30 Moving Hazards Moving hazards can be: Cars or trucks People Dogs Trains or buses Motorcycles Or, anything that can cross your path

31 Definitions Air Pressure -- the force of air in bicycle tires that holds up your bicycle and you. Balance – adapting body position to steady bicycle and keep it upright without falling. Cyclist -- someone who rides a bicycle. Brake – part that stops or slows a wheel. Buddy system – doing tasks in pairs.

32 Definitions, cont. Chain – linked metal rope that connects the chain wheel to the back wheel. Ear straps – back and front straps of a helmet. Handlebar – bar for steering a bicycle. Hazard – a possible source of danger. Helmet – protective head covering made of hard material.

33 Definitions, cont. Intersection – place where two roads meet or cross. Lubricant – substance that reduces friction, heat and wear. Map – representation of a region or area. Pedestrian – person walking. Predictable – acting so that people know what you are going to do.

34 Definitions, cont. Prevent – to keep from happening. Rideout – to ride into the street without stopping or looking both ways; your turn to go. Right turn – Turn from the right lane of one road to the right lane of another road without crossing the centerline of either road.

35 Definitions, cont. Scanning – quickly looking in all directions while maintaining one’s balance. Signals – lights, hand movements, auditory sounds that warn or prepare cyclists and motorists for changes such as stop lights, turn signals, ambulance sirens, etc. Stop – to come to a complete stand still.

36 Definitions, cont. Traffic – all cars, vans, buses and trucks moving along a road. Warning – something that tells of danger.

37 Protective Gear Shoes Gloves Knee pads Elbow pads Helmet Long pants Long-sleeved shirts

38 Selecting a Helmet Approved by CPSCA. Is same size as your head. Fits your head snuggly. The V of the ear straps should meet just below your ear with no slack.

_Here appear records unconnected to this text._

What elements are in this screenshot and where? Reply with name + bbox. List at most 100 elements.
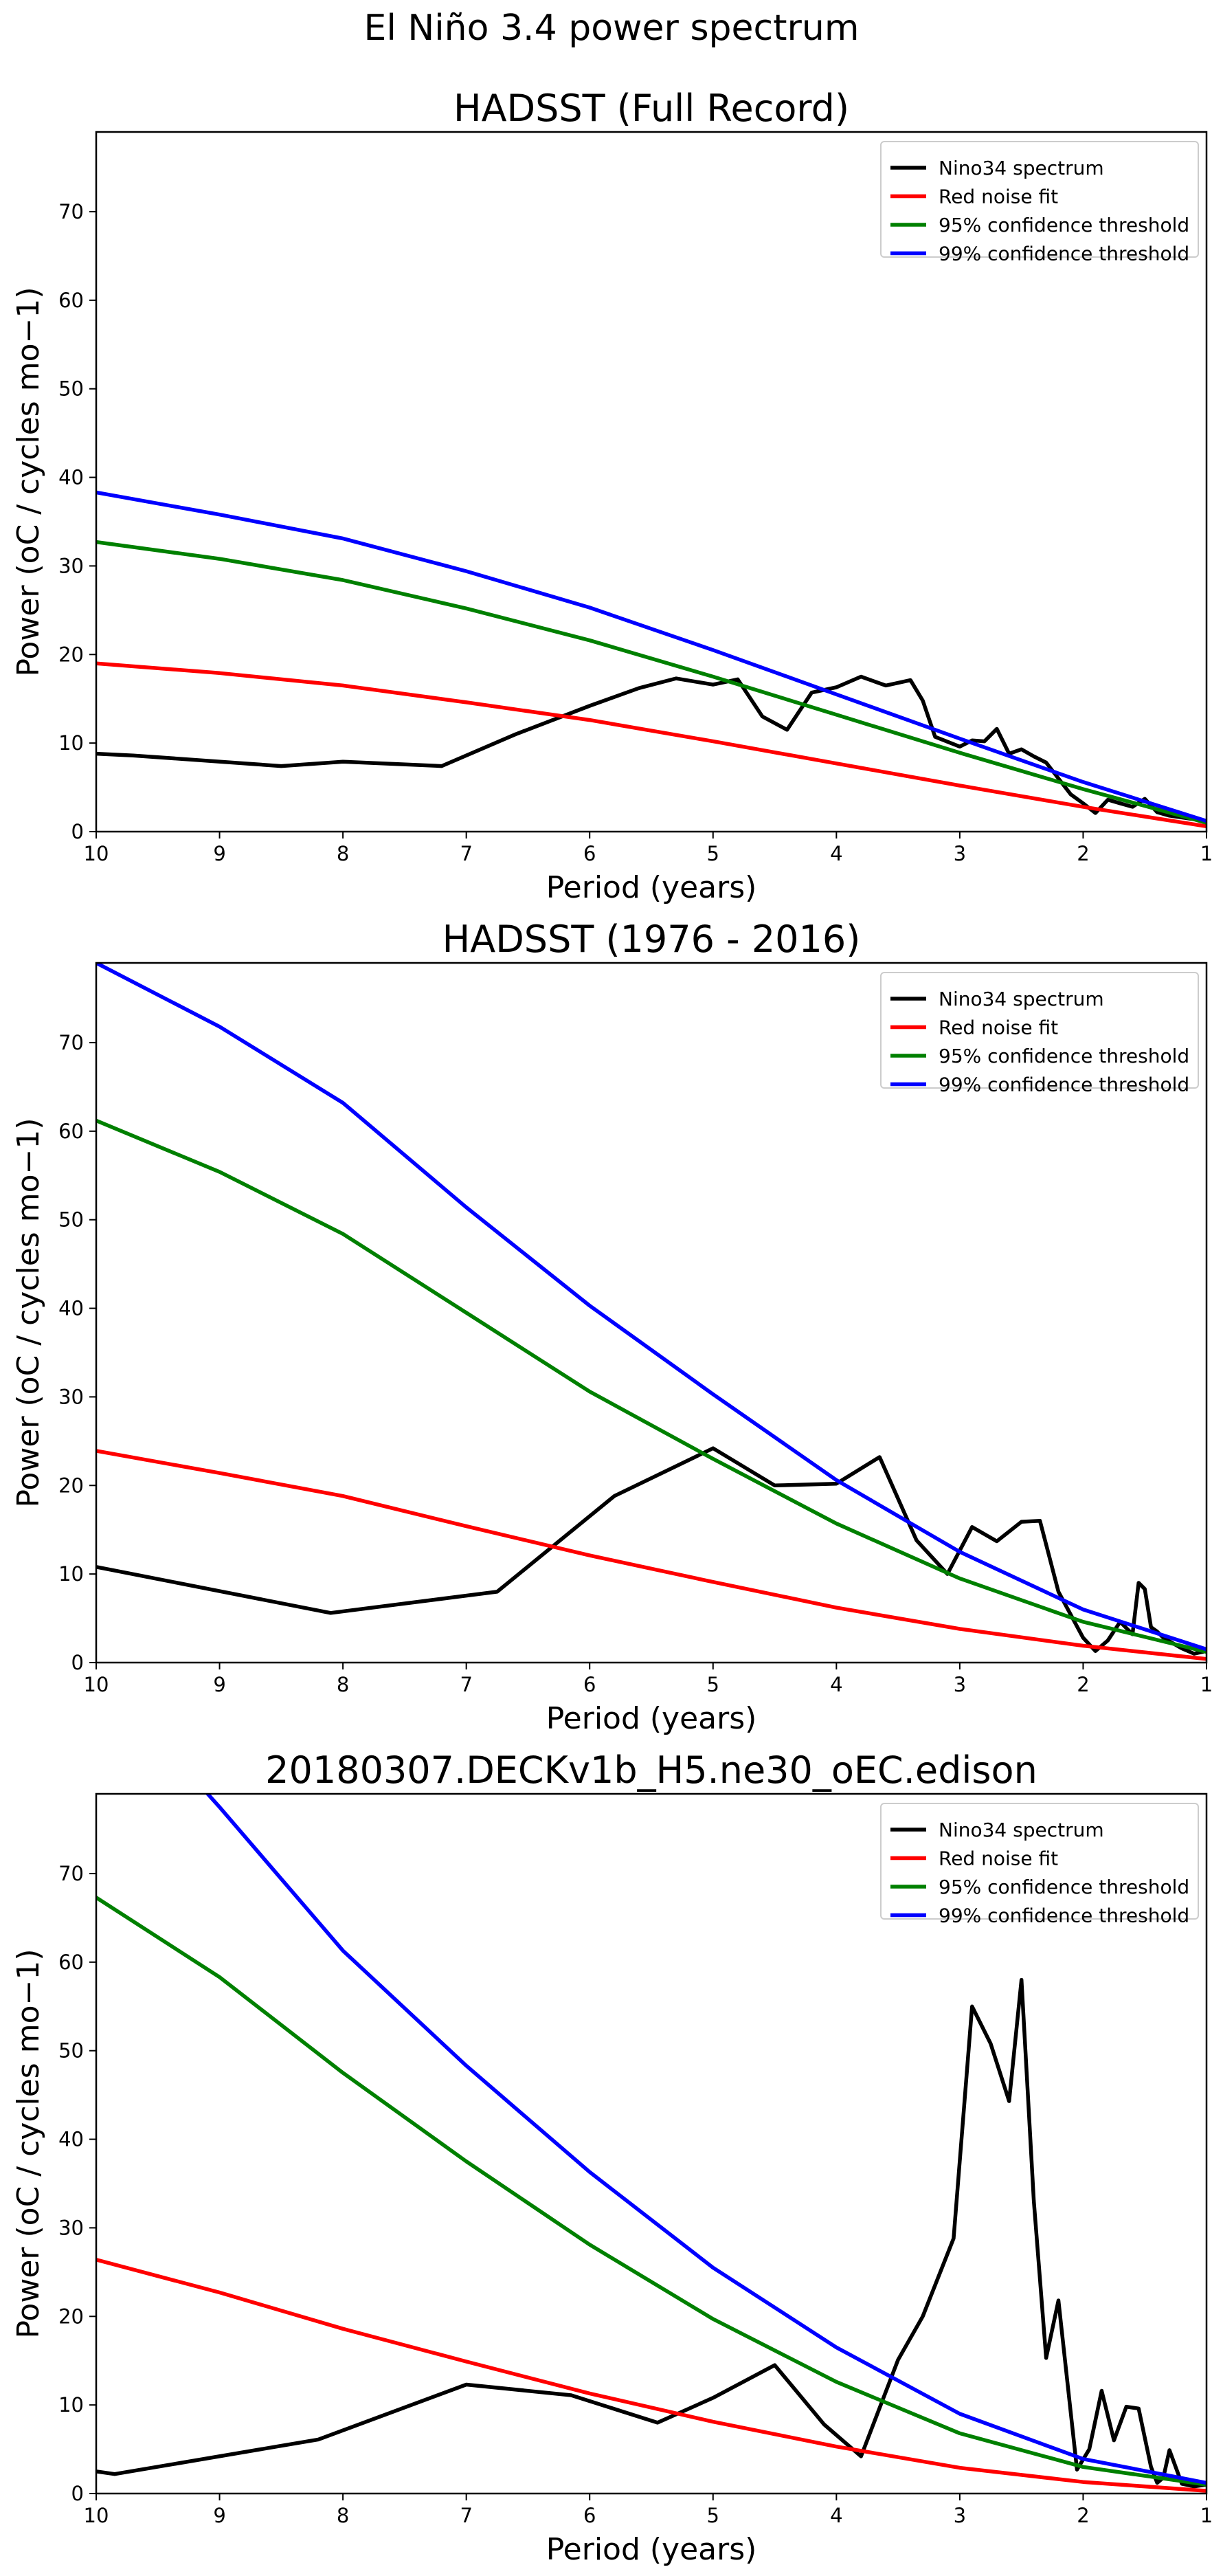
y-tick-label: 50 [58,1208,84,1232]
series-lines [96,1794,1207,2493]
x-tick-label: 6 [583,1673,596,1696]
legend: Nino34 spectrum Red noise fit 95% confiden… [880,1803,1199,1927]
y-tick-label: 20 [58,2305,84,2328]
plot-frame [95,131,1208,833]
y-axis-label: Power (oC / cycles mo−1) [11,287,46,676]
x-tick-label: 8 [337,2504,349,2527]
legend-label: 95% confidence threshold [939,1045,1189,1067]
series-line-99-confidence [205,1794,1207,2485]
legend-label: 95% confidence threshold [939,214,1189,236]
y-tick-label: 10 [58,731,84,755]
y-tick-label: 70 [58,1031,84,1054]
legend-label: Red noise fit [939,1847,1058,1870]
series-line-95-confidence [96,540,1207,825]
legend: Nino34 spectrum Red noise fit 95% confiden… [880,972,1199,1096]
chart-panel-2: HADSST (1976 - 2016)10 9 8 7 6 5 4 3 2 1010203040… [11,918,1213,1736]
x-tick-label: 1 [1200,1673,1213,1696]
x-tick-label: 7 [460,842,472,865]
y-tick-label: 40 [58,1297,84,1320]
x-tick-label: 2 [1077,2504,1089,2527]
series-lines [96,963,1207,1661]
legend-box [880,1803,1199,1920]
y-tick-label: 0 [71,820,84,843]
y-tick-label: 20 [58,643,84,666]
legend-label: 99% confidence threshold [939,243,1189,265]
chart-title: 20180307.DECKv1b_H5.ne30_oEC.edison [265,1748,1037,1792]
y-tick-label: 60 [58,1951,84,1974]
x-tick-label: 5 [707,2504,719,2527]
series-line-nino34-spectrum [96,1446,1207,1656]
y-axis-label: Power (oC / cycles mo−1) [11,1118,46,1507]
x-tick-label: 7 [460,1673,472,1696]
y-tick-label: 30 [58,2216,84,2239]
x-tick-label: 1 [1200,2504,1213,2527]
series-line-99-confidence [96,963,1207,1652]
legend-box [880,141,1199,258]
y-tick-label: 0 [71,1651,84,1674]
series-line-95-confidence [96,1896,1207,2487]
x-tick-label: 5 [707,1673,719,1696]
legend-label: 99% confidence threshold [939,1905,1189,1927]
chart-panel-1: HADSST (Full Record)10 9 8 7 6 5 4 3 2 1010203040… [11,87,1213,905]
legend-label: Red noise fit [939,1017,1058,1039]
x-tick-label: 3 [954,2504,966,2527]
x-tick-label: 4 [830,1673,842,1696]
legend-box [880,972,1199,1089]
x-tick-label: 2 [1077,842,1089,865]
chart-title: HADSST (Full Record) [453,87,849,130]
x-tick-label: 8 [337,842,349,865]
x-tick-label: 3 [954,1673,966,1696]
legend-label: 99% confidence threshold [939,1074,1189,1096]
y-tick-label: 10 [58,2393,84,2417]
x-axis-label: Period (years) [546,870,757,905]
series-lines [96,490,1207,829]
x-tick-label: 10 [84,2504,109,2527]
x-axis-label: Period (years) [546,1701,757,1736]
y-tick-label: 10 [58,1562,84,1586]
y-tick-label: 50 [58,377,84,401]
y-axis-label: Power (oC / cycles mo−1) [11,1948,46,2338]
series-line-95-confidence [96,1118,1207,1654]
series-line-99-confidence [96,490,1207,823]
y-tick-label: 60 [58,1120,84,1143]
x-tick-label: 10 [84,842,109,865]
y-tick-label: 60 [58,289,84,312]
y-tick-label: 70 [58,200,84,223]
legend-label: Red noise fit [939,186,1058,208]
series-line-red-noise-fit [96,661,1207,829]
y-tick-label: 50 [58,2039,84,2063]
x-tick-label: 3 [954,842,966,865]
y-tick-label: 30 [58,554,84,577]
plot-frame [95,1792,1208,2495]
x-tick-label: 4 [830,2504,842,2527]
y-tick-label: 0 [71,2482,84,2505]
x-tick-label: 7 [460,2504,472,2527]
legend: Nino34 spectrum Red noise fit 95% confiden… [880,141,1199,265]
x-tick-label: 9 [213,2504,225,2527]
series-line-red-noise-fit [96,1449,1207,1661]
x-tick-label: 10 [84,1673,109,1696]
x-tick-label: 6 [583,842,596,865]
legend-label: Nino34 spectrum [939,988,1104,1010]
figure-title: El Niño 3.4 power spectrum [363,8,859,49]
chart-title: HADSST (1976 - 2016) [442,918,861,961]
legend-label: Nino34 spectrum [939,1819,1104,1841]
x-tick-label: 4 [830,842,842,865]
x-tick-label: 6 [583,2504,596,2527]
x-tick-label: 5 [707,842,719,865]
legend-label: 95% confidence threshold [939,1876,1189,1898]
series-line-red-noise-fit [96,2258,1207,2493]
legend-label: Nino34 spectrum [939,157,1104,179]
x-tick-label: 8 [337,1673,349,1696]
series-line-nino34-spectrum [96,674,1207,825]
x-tick-label: 9 [213,1673,225,1696]
y-tick-label: 70 [58,1862,84,1885]
x-axis-label: Period (years) [546,2532,757,2567]
x-tick-label: 1 [1200,842,1213,865]
plot-frame [95,962,1208,1664]
y-tick-label: 40 [58,466,84,489]
series-line-nino34-spectrum [96,1977,1207,2489]
y-tick-label: 20 [58,1474,84,1497]
x-tick-label: 2 [1077,1673,1089,1696]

39 Protecting Your Helmet Keep it stored in a safe place. Put in a place where nothing can drop on it. Keep it in a cool spot. Be sure your name and address are on your helmet.

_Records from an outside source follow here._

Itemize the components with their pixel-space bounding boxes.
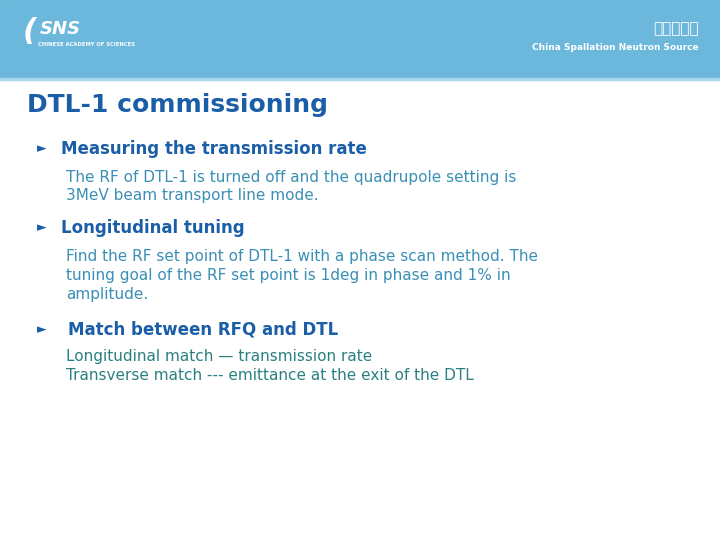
- Text: Longitudinal match — transmission rate: Longitudinal match — transmission rate: [66, 349, 372, 364]
- Text: amplitude.: amplitude.: [66, 287, 148, 302]
- Text: Measuring the transmission rate: Measuring the transmission rate: [61, 139, 367, 158]
- Text: Find the RF set point of DTL-1 with a phase scan method. The: Find the RF set point of DTL-1 with a ph…: [66, 249, 539, 264]
- Bar: [0, 78, 720, 80]
- Text: 3MeV beam transport line mode.: 3MeV beam transport line mode.: [66, 188, 319, 203]
- Text: CHINESE ACADEMY OF SCIENCES: CHINESE ACADEMY OF SCIENCES: [38, 42, 135, 47]
- Text: SNS: SNS: [40, 21, 81, 38]
- Text: DTL-1 commissioning: DTL-1 commissioning: [27, 93, 328, 117]
- Text: Match between RFQ and DTL: Match between RFQ and DTL: [68, 320, 338, 339]
- Text: ►: ►: [37, 323, 47, 336]
- Bar: [0, 0, 720, 78]
- Text: (: (: [23, 17, 37, 45]
- Text: ►: ►: [37, 142, 47, 155]
- Text: tuning goal of the RF set point is 1deg in phase and 1% in: tuning goal of the RF set point is 1deg …: [66, 268, 511, 283]
- Text: Longitudinal tuning: Longitudinal tuning: [61, 219, 245, 237]
- Text: Transverse match --- emittance at the exit of the DTL: Transverse match --- emittance at the ex…: [66, 368, 474, 383]
- Text: The RF of DTL-1 is turned off and the quadrupole setting is: The RF of DTL-1 is turned off and the qu…: [66, 170, 517, 185]
- Text: 散裂中子源: 散裂中子源: [653, 21, 698, 36]
- Text: ►: ►: [37, 221, 47, 234]
- Text: China Spallation Neutron Source: China Spallation Neutron Source: [532, 43, 698, 52]
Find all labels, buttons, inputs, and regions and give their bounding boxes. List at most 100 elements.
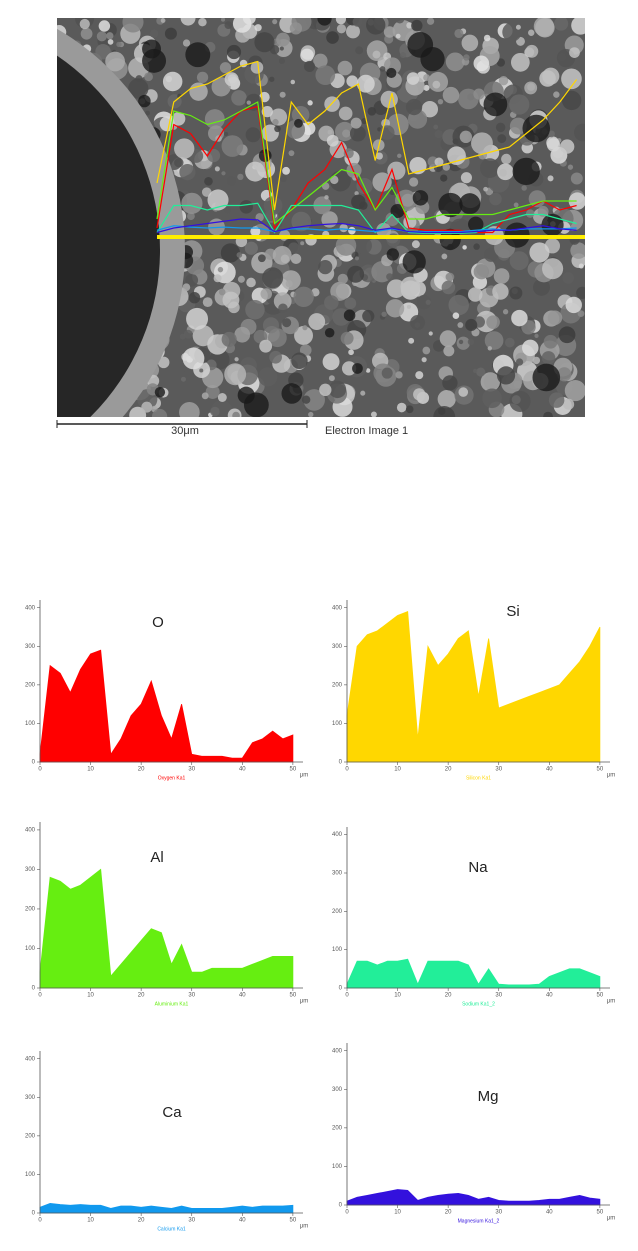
particle <box>202 297 213 308</box>
particle <box>541 351 556 365</box>
x-tick-label: 10 <box>394 993 401 999</box>
particle <box>439 330 457 347</box>
particle <box>443 345 455 357</box>
particle <box>457 322 464 328</box>
particle <box>442 86 460 104</box>
particle <box>367 107 377 116</box>
particle <box>434 157 444 167</box>
particle <box>269 350 282 364</box>
particle <box>562 90 582 111</box>
particle <box>554 18 569 31</box>
particle <box>303 60 316 72</box>
particle <box>98 20 111 32</box>
pore <box>154 386 166 398</box>
particle <box>263 196 283 215</box>
particle <box>546 138 561 152</box>
particle <box>278 303 288 314</box>
particle <box>460 172 472 184</box>
pore <box>402 250 426 274</box>
pore <box>412 190 429 206</box>
particle <box>365 368 371 373</box>
y-tick-label: 400 <box>25 605 36 611</box>
particle <box>567 164 574 170</box>
scale-label: 30μm <box>171 425 199 437</box>
particle <box>231 90 247 106</box>
particle <box>205 384 220 399</box>
particle <box>321 182 330 190</box>
particle <box>348 226 356 235</box>
y-tick-label: 300 <box>25 867 36 873</box>
particle <box>354 191 359 196</box>
particle <box>440 174 448 182</box>
x-tick-label: 30 <box>495 1210 502 1216</box>
particle <box>245 300 265 320</box>
particle <box>441 253 448 260</box>
pore <box>386 67 397 78</box>
pore <box>142 39 162 59</box>
particle <box>360 390 366 396</box>
particle <box>337 273 348 284</box>
particle <box>261 106 273 118</box>
particle <box>578 263 584 269</box>
particle <box>187 212 195 221</box>
x-tick-label: 0 <box>345 767 349 773</box>
particle <box>326 31 339 44</box>
y-tick-label: 300 <box>332 871 343 877</box>
particle <box>335 235 357 256</box>
particle <box>471 132 493 155</box>
particle <box>473 264 489 280</box>
particle <box>149 29 159 38</box>
particle <box>354 237 372 255</box>
particle <box>337 60 353 76</box>
x-tick-label: 30 <box>188 767 195 773</box>
pore <box>468 216 484 232</box>
particle <box>441 280 456 295</box>
particle <box>395 371 403 379</box>
particle <box>322 353 340 371</box>
particle <box>456 336 470 350</box>
particle <box>349 125 366 142</box>
particle <box>438 407 446 416</box>
particle <box>355 46 364 55</box>
particle <box>198 18 207 27</box>
chart-title: Al <box>150 849 163 866</box>
particle <box>571 18 585 35</box>
particle <box>569 47 580 58</box>
particle <box>496 366 516 385</box>
particle <box>423 74 431 82</box>
chart-title: Ca <box>162 1104 182 1121</box>
x-tick-label: 0 <box>345 993 349 999</box>
profile-area <box>39 868 294 989</box>
scan-line <box>156 218 577 234</box>
particle <box>372 172 392 192</box>
particle <box>259 339 273 353</box>
particle <box>290 79 296 85</box>
particle <box>542 67 560 85</box>
particle <box>395 18 405 24</box>
y-tick-label: 400 <box>332 605 343 611</box>
particle <box>387 161 406 180</box>
pore <box>343 309 356 322</box>
y-tick-label: 0 <box>32 986 36 992</box>
particle <box>452 312 460 320</box>
particle <box>196 71 209 84</box>
particle <box>237 173 244 181</box>
particle <box>528 29 535 36</box>
y-tick-label: 100 <box>332 721 343 727</box>
particle <box>489 192 502 206</box>
particle <box>244 241 258 255</box>
particle <box>214 166 220 172</box>
particle <box>171 370 189 388</box>
particle <box>210 406 220 417</box>
particle <box>122 18 144 33</box>
particle <box>254 32 275 53</box>
particle <box>557 367 572 382</box>
y-tick-label: 0 <box>32 1211 36 1217</box>
profile-area <box>346 958 601 989</box>
x-tick-label: 0 <box>38 1218 42 1224</box>
pore <box>317 18 332 26</box>
particle <box>347 265 365 283</box>
particle <box>484 331 504 350</box>
particle <box>421 357 427 363</box>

40 Buying a Bicycle Buy a bicycle that is the right size for you. Do not buy a bicycle that you will grow in to. Buy a bicycle with the number of speeds you want. Make sure the brakes are adequate for your age and experience. Interview someone who knows a lot about bicycles.

41 Fitting a Bicycle There should be one or two inches between your crotch and the crossbar when you straddle the bike. Both feet should touch the ground when you sit on your bike with both hands on the handlebars. If bike has handbrakes, make sure you can grasp the brakes hard enough to stop the bike.

42 Bicycle Checklist Seat height – Sit on your bicycle seat and place one foot on the pedal. Roll forward until the pedal is at its lowest point. There should be a slight bend to your knee. Seat angle -- make sure seat is level so that you don’t slip forward or backward when riding.

43 Bicycle Checklist, cont. Handlebars – Adjust the height of your handlebars so that you don’t have to stretch too far to put your hands on the handlebars. There should be a slight bend in your elbows and it should feel comfortable. Handbrakes – The brake levers should be easy to reach. When you squeeze the brake, there should be enough room to fit your thumb between the brake lever and the handlebar.

44 ABC Bike Check A = air pressure in your tires. Make sure there is enough air in your tires. B = brakes. Make sure your tires do not move when the brakes are applied. C = chain. Make sure the chain is not too loose.